O atacante brasileiro Vinicius Junior, do Real Madrid, afirmou ter sido alvo de insultos racistas por parte do argentino Gianluca Prestianni durante duelo da Liga dos Campeões contra o Benfica, em Lisboa. Segundo o jogador, trata-se da primeira vez que ele atribui a outro atleta uma ofensa dessa natureza. Até então, os episódios denunciados na Espanha envolviam torcedores.
Ao longo dos últimos anos, os casos de racismo contra Vinicius resultaram em cinco condenações judiciais no país. Em julho de 2024, um tribunal de instrução de Parla, na região de Madri, sentenciou um torcedor a oito meses de prisão por ataques direcionados ao brasileiro e ao zagueiro Antonio Rüdiger em comentários publicados no site do jornal Marca. O condenado também ficou impedido de participar do fórum por 20 meses, após ser responsabilizado por crimes contra a integridade moral com agravante de motivação racista.

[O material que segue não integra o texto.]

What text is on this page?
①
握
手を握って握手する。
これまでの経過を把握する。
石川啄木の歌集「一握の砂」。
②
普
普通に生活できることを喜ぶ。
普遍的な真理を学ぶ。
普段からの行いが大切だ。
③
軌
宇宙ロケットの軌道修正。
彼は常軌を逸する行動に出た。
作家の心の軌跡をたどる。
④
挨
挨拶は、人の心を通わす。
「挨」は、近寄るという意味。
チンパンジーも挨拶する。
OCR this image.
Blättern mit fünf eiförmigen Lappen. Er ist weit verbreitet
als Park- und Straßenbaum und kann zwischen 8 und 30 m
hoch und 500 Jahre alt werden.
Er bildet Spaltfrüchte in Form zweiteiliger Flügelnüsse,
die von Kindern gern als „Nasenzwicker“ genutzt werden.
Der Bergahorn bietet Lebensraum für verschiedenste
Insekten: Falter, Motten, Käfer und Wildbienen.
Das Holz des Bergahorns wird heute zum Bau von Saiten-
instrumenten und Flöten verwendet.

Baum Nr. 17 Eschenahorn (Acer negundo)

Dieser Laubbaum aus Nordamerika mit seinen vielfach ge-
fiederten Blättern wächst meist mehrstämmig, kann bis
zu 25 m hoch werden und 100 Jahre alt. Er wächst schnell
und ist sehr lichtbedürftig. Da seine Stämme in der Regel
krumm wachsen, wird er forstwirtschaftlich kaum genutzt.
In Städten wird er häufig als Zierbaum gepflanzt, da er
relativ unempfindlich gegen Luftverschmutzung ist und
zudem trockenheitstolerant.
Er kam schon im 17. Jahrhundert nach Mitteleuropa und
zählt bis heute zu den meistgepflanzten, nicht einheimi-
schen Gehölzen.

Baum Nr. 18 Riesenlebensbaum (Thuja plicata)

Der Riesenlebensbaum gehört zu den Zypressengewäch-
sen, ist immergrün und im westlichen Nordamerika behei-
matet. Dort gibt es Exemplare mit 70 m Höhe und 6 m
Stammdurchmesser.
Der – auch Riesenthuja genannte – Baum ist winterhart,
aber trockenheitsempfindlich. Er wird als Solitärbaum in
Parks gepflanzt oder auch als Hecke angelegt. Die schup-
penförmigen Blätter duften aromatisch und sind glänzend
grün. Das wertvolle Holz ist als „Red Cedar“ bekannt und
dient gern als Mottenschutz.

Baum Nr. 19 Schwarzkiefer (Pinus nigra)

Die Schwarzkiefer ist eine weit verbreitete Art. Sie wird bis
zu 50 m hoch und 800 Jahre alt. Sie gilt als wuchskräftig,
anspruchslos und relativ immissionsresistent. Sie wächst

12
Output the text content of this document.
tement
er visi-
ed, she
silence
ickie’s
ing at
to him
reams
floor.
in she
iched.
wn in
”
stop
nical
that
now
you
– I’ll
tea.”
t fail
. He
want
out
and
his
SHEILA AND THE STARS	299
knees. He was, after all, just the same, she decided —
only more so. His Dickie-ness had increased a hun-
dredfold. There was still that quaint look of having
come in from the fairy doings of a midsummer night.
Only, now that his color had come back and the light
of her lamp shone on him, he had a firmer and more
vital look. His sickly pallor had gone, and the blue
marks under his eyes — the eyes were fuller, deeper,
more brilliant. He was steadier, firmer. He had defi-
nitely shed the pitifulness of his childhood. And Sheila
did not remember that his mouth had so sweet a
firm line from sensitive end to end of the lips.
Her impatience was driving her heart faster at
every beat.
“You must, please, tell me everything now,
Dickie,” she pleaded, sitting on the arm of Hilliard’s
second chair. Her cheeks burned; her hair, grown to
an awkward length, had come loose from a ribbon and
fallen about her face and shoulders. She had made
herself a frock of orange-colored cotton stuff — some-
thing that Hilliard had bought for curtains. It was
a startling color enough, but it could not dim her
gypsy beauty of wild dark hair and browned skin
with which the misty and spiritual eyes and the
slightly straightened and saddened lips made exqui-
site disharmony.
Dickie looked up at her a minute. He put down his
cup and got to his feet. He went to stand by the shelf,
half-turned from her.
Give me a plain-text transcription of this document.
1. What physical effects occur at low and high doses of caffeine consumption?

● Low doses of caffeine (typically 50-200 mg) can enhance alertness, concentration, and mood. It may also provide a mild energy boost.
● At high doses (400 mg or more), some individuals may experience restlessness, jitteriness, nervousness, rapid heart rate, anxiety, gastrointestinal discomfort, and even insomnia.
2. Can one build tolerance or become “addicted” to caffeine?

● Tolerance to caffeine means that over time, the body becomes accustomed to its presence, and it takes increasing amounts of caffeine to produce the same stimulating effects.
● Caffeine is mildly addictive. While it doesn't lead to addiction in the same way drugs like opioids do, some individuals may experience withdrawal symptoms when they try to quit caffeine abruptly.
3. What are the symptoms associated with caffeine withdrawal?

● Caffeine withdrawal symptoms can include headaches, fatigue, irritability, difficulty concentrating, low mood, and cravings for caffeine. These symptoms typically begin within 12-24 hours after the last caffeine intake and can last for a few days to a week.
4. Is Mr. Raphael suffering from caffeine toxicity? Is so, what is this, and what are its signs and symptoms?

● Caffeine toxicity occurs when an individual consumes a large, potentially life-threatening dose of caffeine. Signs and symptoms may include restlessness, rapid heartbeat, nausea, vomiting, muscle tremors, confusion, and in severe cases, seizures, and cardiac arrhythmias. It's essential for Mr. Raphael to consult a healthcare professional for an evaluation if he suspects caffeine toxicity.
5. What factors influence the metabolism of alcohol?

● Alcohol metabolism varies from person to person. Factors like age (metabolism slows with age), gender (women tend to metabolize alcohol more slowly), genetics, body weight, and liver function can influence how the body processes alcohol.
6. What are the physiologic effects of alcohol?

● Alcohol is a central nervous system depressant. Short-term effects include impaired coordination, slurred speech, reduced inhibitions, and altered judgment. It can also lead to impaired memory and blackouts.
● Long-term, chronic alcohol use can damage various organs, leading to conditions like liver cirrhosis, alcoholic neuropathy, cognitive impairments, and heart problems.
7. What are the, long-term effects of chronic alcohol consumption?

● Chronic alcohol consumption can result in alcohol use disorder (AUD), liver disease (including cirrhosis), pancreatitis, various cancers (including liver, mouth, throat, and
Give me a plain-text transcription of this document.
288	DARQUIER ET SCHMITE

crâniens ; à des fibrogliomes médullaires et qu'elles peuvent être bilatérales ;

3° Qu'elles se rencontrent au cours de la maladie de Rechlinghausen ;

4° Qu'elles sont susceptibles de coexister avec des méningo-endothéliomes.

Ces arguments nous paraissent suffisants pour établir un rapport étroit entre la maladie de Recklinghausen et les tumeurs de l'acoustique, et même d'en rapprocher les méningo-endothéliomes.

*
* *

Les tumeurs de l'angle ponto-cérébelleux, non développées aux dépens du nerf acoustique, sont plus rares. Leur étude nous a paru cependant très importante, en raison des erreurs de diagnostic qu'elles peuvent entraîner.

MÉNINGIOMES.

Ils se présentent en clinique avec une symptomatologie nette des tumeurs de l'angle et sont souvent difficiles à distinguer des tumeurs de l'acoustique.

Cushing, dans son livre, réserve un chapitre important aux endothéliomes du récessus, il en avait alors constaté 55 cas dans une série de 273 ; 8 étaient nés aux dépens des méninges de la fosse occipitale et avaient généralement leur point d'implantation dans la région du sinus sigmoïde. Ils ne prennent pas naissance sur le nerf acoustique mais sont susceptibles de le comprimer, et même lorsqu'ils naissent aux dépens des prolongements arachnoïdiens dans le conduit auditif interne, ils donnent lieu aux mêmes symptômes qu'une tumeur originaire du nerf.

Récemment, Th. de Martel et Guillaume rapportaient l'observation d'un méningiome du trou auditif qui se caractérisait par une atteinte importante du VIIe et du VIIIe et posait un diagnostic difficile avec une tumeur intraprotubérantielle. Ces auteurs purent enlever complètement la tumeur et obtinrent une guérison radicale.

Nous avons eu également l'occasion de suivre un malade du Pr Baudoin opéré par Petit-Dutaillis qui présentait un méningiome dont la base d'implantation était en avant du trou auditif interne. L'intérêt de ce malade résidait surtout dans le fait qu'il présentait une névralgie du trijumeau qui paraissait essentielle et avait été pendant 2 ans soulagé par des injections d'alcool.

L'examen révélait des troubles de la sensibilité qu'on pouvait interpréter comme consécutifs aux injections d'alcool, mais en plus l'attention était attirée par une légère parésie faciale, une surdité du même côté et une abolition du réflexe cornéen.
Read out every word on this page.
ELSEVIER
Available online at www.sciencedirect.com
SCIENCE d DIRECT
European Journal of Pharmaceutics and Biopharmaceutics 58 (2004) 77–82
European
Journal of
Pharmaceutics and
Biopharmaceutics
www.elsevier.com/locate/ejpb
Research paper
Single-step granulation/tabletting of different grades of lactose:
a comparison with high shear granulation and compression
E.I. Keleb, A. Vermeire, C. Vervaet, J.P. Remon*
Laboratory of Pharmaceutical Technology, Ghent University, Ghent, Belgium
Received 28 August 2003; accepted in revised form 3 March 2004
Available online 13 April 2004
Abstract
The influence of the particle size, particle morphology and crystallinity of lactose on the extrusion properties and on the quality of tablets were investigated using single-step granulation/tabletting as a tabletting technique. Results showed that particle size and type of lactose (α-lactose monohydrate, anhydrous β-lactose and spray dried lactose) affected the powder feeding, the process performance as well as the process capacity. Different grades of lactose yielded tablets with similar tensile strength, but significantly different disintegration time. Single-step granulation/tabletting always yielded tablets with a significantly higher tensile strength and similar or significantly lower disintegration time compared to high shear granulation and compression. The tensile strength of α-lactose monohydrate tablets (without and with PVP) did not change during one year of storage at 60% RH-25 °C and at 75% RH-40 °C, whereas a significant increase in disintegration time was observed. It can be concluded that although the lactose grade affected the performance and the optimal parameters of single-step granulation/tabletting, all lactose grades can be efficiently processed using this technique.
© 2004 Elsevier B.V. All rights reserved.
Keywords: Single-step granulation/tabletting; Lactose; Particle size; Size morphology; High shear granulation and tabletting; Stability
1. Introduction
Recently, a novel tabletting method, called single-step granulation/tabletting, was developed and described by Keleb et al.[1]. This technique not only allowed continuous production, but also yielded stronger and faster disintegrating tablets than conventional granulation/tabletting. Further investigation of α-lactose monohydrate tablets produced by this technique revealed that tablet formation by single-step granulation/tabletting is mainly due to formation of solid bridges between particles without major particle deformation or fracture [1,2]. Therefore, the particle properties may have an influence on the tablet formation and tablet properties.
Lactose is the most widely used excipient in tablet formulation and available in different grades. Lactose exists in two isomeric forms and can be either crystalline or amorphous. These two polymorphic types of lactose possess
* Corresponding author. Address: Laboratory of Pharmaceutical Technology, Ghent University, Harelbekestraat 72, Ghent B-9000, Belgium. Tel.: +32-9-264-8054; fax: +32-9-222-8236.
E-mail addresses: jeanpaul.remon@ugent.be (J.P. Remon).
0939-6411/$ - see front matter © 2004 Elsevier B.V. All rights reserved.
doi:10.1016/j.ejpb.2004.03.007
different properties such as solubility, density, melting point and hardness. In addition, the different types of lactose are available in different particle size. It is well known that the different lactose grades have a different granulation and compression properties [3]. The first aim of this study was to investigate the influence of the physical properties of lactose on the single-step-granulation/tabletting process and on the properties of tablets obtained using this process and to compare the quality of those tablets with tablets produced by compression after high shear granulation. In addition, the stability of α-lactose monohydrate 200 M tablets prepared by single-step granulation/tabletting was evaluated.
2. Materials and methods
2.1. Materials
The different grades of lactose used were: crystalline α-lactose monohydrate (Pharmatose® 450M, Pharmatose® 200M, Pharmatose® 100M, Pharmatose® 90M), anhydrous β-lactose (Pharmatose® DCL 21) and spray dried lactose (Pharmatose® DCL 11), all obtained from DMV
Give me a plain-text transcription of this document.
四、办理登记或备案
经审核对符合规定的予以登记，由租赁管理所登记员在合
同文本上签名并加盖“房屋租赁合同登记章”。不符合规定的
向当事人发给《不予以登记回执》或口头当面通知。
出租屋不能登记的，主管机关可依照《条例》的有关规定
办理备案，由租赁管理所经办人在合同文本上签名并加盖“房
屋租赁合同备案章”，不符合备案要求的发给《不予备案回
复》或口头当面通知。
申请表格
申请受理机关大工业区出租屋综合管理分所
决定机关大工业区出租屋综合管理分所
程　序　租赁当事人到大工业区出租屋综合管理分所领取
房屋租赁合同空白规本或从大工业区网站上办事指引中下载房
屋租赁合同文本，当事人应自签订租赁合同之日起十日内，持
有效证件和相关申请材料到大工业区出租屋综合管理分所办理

Três meses depois, a Justiça de Palma impôs pena de um ano de prisão e determinou a proibição de acesso a estádios por três anos a um homem que proferiu ofensas racistas no estádio Son Moix, em fevereiro de 2023. Em uma das partidas, o alvo foi Vinicius; em outra, o jogador Samu Chukwueze, então no Villarreal CF.
Em maio de 2025, o Tribunal Provincial de Valladolid condenou cinco pessoas a um ano de prisão cada por crime de ódio, após insultos dirigidos ao atacante em 30 de dezembro de 2022, no estádio José Zorrilla.
A decisão mais recente foi proferida em junho de 2025 e envolveu quatro integrantes da torcida organizada Frente Atlético. Eles admitiram ter pendurado um boneco com a camisa de Vinicius às vésperas de um clássico entre Real Madrid e Atlético de Madrid, em janeiro de 2023. O caso foi enquadrado como crime de ódio e de ameaças.
Após acordo com o Ministério Público, os réus receberam penas que variaram entre 14 e 22 meses de prisão, além de multas, medidas restritivas e proibição de se aproximar do jogador e de frequentar estádios, evitando o cumprimento da pena em regime fechado.